Produced to mark the twentieth anniversary of the Tiananmen Square uprising, Lucy Caldwell's play viewed the conflict from the perspective of an idealistic student Kai-Liang (David Tse) focusing on his youth when he was finishing his education and unwittingly became involved. Young Kai-Liang (David Lee) never had any political aspirations - all he wanted was to complete his studies and get a good job. He met and fell in love with a pretty girl, Chang Li (Ping Ping Wong), who invited him to several activist meetings, but never told him that everyone would be involved in full-scale anti-government demonstrations.
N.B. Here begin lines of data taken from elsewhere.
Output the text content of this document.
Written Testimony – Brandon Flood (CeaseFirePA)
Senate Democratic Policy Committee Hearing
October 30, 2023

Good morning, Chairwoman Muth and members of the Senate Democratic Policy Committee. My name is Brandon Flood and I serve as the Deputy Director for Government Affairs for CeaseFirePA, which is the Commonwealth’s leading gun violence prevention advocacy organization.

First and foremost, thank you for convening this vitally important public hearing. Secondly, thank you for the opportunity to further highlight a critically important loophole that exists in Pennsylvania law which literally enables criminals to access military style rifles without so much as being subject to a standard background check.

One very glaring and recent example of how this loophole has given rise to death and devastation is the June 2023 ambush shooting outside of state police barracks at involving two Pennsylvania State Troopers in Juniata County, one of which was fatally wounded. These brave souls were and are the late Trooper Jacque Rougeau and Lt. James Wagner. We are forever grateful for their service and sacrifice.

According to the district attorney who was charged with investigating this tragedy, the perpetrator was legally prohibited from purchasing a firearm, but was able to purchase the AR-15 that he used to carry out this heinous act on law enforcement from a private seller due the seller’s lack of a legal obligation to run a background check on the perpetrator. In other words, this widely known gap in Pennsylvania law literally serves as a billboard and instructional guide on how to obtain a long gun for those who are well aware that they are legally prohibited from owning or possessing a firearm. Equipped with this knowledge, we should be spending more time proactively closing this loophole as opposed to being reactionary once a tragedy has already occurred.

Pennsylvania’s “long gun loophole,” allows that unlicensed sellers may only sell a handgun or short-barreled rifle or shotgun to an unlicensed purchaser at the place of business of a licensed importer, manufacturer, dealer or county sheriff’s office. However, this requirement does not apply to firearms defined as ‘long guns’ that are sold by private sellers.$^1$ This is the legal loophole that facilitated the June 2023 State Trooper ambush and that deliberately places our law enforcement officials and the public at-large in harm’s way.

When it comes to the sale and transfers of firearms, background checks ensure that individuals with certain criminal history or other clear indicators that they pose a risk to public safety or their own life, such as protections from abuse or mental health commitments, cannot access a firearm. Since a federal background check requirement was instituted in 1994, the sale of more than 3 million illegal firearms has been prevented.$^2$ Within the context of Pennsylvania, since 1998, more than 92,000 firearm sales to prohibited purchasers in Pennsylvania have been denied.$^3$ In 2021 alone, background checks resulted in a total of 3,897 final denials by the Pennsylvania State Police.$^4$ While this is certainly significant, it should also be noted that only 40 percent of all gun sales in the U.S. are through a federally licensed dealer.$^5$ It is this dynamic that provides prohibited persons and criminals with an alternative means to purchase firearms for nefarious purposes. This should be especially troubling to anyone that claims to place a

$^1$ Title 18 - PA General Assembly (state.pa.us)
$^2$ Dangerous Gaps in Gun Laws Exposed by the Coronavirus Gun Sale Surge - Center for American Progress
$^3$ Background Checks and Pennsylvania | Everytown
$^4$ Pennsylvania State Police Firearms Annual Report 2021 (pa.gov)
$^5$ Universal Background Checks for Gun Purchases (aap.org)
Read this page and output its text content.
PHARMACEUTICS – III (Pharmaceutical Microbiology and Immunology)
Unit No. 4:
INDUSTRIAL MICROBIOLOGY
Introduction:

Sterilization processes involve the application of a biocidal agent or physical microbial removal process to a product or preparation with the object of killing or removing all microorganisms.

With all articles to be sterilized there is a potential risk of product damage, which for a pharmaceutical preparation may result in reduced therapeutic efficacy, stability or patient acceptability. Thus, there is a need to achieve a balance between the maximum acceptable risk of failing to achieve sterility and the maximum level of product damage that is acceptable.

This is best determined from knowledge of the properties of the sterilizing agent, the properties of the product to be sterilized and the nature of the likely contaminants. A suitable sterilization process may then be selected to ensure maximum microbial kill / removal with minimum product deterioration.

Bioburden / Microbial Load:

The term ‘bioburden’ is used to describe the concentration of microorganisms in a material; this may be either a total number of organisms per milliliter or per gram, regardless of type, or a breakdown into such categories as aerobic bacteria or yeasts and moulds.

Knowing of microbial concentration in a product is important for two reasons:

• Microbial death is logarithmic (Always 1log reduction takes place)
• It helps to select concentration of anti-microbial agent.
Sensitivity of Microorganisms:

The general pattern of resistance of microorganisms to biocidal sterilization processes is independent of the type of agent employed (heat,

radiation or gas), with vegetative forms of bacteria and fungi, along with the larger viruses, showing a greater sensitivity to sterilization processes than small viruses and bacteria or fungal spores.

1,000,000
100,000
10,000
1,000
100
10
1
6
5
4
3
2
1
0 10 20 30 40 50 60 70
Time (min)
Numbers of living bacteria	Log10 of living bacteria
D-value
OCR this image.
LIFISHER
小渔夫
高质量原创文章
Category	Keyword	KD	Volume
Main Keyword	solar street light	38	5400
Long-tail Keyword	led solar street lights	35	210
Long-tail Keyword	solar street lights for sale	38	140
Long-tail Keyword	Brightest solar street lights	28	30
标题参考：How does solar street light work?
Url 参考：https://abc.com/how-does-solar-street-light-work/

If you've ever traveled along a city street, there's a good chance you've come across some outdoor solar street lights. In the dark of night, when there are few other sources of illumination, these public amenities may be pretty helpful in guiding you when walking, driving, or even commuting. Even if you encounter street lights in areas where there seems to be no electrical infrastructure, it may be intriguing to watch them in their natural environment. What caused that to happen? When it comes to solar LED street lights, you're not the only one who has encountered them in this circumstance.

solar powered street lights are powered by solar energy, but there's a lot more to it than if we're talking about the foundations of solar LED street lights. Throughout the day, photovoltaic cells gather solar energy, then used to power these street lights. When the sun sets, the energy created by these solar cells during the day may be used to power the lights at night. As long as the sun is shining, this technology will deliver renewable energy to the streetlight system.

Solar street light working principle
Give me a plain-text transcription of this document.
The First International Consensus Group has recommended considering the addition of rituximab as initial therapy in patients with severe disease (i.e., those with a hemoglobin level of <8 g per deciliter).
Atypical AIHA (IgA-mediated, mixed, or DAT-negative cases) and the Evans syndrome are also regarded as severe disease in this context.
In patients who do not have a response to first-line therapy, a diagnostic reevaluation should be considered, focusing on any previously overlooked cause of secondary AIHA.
The actual uprising was presented as something spontaneous, a protest that turned into a large-scale march as student groups coagulated to make a large throng in Tiananmen Square.
 
The authorities' reaction, as we all remember, was swift and brutal. They fired on an unarmed crowd in the belief that it would be the quickest way to disperse them. Caldwell dramatized the events of that fateful day using Young Kai-Liang's up-to-the-minute reactions, contrasted with the older Kai-Liang's reflections on the whole event. The sequence was given greater immediacy by means of extracts from Kate Adie's eye-witness account for BBC News, as she saw innocent people being mown down in cold blood. No one expected the government to be quite so brutal - not least the students, who believed (quite wrongly) that the People's Republic of China wanted to open itself up to the world by permitting a limited amount of freedom of expression.
 
However history has a way of taking the sting out of any event, even a massacre. The older Kai-Liang was well aware of this as he retold the tale of the fateful events of June 1989 in an attempt to remind those who were not old enough of the importance of the event in modern Chinese history. More significantly Caldwell's play forced us to reflect on the extent to which the People's Republic has changed since then. Despite major international events such as the Beijing Olympics, there still remains an underlying reluctance to tolerate diversity of opinion. Journalists were kept within strict reporting boundaries; some parts of the country were designated no-go areas. Even today the government will not take responsibility for what happened in 1989; it is diplomatically described as "a mistake." Heather Larmour's production revealed that the 'mistake' had calamitous consequences for everyone involved.